I asked Garcia what the Galileo Postdoc Scholar award means to her and she expressed her gratitude for this award. “A postdoc is a time in a career where you feel transient, so it’s easy to feel isolated in a sense. This award helps me feel like a part of the University of Arizona community and encourages dedication to my research. It was really nice to receive this! It makes me excited to keep engaging with the university.”

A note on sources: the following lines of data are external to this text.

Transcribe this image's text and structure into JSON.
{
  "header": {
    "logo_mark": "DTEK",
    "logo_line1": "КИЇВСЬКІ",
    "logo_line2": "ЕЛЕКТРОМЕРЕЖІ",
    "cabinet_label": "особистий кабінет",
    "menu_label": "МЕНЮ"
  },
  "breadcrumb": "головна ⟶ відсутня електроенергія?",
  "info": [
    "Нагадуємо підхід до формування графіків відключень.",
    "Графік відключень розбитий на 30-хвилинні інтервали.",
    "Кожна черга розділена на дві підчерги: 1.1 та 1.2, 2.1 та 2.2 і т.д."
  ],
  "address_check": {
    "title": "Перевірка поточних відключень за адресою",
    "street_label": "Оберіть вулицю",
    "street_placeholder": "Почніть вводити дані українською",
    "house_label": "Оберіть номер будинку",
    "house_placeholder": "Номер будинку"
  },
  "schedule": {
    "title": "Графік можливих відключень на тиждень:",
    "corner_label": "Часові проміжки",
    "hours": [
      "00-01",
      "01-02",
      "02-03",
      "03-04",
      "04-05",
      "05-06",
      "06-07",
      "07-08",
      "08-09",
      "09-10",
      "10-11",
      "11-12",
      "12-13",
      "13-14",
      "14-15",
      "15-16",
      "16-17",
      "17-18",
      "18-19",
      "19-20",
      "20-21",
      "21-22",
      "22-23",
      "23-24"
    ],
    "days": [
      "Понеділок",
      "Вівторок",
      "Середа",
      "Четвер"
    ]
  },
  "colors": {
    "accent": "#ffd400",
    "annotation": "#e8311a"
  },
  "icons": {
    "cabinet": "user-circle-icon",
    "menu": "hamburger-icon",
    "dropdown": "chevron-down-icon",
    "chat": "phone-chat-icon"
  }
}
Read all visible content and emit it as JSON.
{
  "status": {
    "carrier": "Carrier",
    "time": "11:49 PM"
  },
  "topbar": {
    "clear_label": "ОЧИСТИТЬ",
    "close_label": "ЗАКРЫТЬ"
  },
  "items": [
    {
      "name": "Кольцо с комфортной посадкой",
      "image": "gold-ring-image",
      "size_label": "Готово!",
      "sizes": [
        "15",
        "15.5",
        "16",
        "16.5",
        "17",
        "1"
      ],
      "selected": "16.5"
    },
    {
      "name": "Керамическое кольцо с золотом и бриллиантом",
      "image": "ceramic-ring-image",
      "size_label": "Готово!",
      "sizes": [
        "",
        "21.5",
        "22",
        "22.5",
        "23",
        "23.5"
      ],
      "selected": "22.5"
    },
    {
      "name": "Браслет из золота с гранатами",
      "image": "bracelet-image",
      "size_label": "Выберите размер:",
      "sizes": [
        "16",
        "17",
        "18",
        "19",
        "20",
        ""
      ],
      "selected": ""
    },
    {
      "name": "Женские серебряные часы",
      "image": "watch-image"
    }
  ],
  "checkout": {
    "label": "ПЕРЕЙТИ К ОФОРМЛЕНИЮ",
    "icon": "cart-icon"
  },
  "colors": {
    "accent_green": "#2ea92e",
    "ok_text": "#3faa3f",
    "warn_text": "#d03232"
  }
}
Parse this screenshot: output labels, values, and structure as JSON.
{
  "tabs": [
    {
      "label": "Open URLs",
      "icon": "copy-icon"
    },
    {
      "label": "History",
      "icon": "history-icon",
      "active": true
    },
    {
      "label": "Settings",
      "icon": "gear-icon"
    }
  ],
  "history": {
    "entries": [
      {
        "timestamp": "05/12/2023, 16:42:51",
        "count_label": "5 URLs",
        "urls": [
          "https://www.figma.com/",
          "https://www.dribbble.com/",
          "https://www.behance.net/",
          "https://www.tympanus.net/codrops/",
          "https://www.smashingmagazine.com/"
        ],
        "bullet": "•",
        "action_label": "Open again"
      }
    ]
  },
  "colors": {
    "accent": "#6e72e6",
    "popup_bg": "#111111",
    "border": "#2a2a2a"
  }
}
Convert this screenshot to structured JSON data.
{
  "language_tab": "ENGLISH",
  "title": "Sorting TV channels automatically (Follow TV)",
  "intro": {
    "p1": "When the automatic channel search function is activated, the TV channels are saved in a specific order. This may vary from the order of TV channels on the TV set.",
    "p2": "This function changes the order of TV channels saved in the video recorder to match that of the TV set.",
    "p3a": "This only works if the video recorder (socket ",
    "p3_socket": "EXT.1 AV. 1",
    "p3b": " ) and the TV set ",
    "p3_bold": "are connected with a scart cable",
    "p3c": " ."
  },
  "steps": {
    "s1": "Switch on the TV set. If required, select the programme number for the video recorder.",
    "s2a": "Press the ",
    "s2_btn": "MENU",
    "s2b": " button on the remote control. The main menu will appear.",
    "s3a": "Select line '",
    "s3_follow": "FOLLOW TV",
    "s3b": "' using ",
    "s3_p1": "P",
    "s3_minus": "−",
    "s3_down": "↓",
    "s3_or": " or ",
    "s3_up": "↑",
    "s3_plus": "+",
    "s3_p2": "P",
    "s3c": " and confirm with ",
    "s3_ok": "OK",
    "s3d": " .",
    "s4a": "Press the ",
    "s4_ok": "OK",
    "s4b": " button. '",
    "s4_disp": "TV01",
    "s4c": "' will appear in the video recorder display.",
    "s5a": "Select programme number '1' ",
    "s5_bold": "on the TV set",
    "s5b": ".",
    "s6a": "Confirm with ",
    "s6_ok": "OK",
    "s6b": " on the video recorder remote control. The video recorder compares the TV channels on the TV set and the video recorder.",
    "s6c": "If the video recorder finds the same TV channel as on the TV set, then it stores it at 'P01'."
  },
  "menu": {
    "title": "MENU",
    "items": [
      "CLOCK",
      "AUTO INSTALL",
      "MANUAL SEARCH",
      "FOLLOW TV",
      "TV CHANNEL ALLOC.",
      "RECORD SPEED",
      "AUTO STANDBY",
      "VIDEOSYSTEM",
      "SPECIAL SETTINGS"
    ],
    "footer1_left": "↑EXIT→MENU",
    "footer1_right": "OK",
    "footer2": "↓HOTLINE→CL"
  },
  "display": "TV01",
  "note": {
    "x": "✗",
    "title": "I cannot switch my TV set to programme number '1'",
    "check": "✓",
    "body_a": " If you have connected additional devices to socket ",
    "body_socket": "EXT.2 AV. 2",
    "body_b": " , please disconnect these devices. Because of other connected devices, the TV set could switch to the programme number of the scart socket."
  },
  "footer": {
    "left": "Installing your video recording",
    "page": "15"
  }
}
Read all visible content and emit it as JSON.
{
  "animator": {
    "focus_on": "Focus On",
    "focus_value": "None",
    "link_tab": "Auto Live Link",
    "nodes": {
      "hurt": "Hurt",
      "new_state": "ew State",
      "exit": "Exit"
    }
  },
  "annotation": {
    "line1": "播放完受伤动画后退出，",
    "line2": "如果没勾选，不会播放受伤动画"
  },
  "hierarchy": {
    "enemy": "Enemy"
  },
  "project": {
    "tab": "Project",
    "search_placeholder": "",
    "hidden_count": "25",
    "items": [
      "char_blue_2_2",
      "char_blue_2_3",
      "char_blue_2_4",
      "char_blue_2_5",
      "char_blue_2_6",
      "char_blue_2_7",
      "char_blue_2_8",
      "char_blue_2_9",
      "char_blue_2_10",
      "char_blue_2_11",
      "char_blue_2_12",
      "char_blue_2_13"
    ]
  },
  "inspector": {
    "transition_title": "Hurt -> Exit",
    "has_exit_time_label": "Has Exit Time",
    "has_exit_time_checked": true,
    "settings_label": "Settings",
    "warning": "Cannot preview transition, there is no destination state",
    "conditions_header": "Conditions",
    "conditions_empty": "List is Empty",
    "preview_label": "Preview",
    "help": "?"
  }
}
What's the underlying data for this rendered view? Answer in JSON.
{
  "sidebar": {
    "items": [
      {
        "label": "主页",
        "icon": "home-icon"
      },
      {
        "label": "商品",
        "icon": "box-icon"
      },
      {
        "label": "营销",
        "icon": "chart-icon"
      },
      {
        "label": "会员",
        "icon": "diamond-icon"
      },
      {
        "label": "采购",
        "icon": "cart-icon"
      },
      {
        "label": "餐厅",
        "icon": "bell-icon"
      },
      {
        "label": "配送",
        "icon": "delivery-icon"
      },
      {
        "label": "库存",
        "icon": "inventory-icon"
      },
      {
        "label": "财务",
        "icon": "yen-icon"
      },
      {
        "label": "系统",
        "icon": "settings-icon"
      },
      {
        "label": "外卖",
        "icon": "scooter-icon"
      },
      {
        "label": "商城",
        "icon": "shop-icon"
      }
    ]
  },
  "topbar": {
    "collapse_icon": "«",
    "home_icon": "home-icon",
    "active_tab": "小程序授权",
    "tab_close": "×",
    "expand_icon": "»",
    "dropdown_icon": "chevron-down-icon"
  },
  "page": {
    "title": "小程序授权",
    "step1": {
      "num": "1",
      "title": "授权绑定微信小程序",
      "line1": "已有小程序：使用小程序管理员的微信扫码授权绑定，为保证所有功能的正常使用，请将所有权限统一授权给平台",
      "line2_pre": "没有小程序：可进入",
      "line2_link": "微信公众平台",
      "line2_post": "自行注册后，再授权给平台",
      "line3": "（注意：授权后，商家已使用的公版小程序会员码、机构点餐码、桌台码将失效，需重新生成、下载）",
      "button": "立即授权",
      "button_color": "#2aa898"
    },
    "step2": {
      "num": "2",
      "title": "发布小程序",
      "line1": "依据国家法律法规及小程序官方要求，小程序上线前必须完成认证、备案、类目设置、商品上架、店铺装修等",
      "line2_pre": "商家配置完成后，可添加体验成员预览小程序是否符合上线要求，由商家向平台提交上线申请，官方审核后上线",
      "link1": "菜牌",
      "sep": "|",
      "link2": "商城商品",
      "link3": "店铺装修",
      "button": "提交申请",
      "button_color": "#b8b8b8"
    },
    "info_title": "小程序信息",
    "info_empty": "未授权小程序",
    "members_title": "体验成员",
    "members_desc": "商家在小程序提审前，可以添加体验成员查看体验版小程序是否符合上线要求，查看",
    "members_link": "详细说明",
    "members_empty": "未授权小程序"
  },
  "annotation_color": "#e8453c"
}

While working in on her research in the lab keeps her busy, Garcia is also a prolific author and has eight publications, several in prep for in high impact journals. Remarkably, she first-authored a paper in Proceedings of the National Academy of Sciences (PNAS) “Reconstructed ancestral enzymes suggest long-term cooling of Earth’s photic zone since the Archean” which is a perfect example and testament to the innovation and power of her work. She also contributed to or first-authored three recent articles in ChemBioChem, Geobiology, and Free Radical Biology and Medicine. She is currently leading a paper under review, and has another in the pipeline focused on the origins of nitrogen-fixing enzymes. Find Dr. Garcia’s published work list here. (link to mcb page) Additionally, Garcia is a role model for many other early-career scientists at the Kacar Lab and the UA Astrobiology Core, and was recently featured by the Geological Society of America.
Congratulations Dr. Garcia; we are so glad you chose the University of Arizona, College of Science and MCB department to continue your research and we look forward to following you in your many endeavors!